Updated: Feb 27, 2025

This classic French wine based beef stew is rich & comforting; the perfect meal for a cold winter day. It can be accompanied by mash, gratin dauphinois or simply bread. However, here in France, it is traditionally served with tagliatelle pasta. This recipe requires the beef & marinade to rest in the refrigerator overnight & can be made with any full bodied red wine.



6 Servings


Ingredients:

1kg stewing beef

200gr bacon lardons

1 onion, roughly chopped

2 carrots, chopped into 4 pieces

75cl bottle of bourgogne red wine

4 tbsp butter

4 tbsp flour

2 cloves of garlic, peeled but whole

1 bouquet garni (2 bay leaves, 2 sprigs of thyme & parsley stalks tied together with cooking string)

S&P

300gr mushrooms, sliced in half


Instructions:

The evening prior, place beef, lardons, carrots & onion in a large bowl.

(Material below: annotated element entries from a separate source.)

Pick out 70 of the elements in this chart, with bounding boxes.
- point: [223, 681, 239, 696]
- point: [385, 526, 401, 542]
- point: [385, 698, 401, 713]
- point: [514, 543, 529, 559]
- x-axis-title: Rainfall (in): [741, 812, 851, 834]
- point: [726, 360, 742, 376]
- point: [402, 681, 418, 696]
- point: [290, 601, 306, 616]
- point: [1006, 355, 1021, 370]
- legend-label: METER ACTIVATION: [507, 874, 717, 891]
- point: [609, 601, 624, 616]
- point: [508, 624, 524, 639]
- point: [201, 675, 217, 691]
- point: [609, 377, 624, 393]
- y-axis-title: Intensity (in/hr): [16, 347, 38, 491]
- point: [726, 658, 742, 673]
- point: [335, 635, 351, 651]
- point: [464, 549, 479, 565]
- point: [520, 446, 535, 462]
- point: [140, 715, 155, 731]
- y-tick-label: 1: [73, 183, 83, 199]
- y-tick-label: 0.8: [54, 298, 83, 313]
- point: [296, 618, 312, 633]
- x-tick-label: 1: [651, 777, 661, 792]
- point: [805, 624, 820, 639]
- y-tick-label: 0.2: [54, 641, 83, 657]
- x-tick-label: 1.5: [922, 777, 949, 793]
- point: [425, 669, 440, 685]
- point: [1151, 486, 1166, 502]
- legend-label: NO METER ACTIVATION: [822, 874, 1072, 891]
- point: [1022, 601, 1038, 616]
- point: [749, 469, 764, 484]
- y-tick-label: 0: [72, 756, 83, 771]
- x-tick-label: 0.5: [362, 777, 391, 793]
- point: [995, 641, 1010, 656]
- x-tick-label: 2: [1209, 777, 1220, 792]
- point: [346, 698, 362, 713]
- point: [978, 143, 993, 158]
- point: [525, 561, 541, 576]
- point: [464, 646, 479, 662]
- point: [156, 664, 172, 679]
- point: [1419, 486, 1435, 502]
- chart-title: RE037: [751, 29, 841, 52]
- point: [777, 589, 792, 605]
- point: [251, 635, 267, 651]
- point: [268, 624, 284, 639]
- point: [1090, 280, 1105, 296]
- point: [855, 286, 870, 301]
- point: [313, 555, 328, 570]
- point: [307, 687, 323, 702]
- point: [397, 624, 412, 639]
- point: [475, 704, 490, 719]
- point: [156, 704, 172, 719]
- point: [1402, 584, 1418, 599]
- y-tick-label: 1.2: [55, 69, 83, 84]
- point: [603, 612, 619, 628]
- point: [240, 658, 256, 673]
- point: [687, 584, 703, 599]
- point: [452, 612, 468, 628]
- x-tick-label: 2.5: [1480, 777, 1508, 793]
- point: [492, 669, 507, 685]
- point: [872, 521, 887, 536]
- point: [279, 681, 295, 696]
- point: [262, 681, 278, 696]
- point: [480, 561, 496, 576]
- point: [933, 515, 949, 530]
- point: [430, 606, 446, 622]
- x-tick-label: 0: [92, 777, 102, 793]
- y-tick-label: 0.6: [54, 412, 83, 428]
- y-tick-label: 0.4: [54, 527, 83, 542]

Pour over the red wine & gently mix before refrigerating overnight.

The following day, pass it all through a strainer held over a bowl, to conserve the marinade.

In a large pot, melt 4 tbsp butter & brown the beef, lardons, carrots & onion on medium heat for 5 minutes.

Add 4 tbsp flour & simmer another 2 minutes, stirring regularly.

Pour in the marinade & add the garlic, bouquet garni, S&P.

Simmer on low, with a lid on, for 2.5 hours.

Add in the mushrooms & simmer another 30 minutes.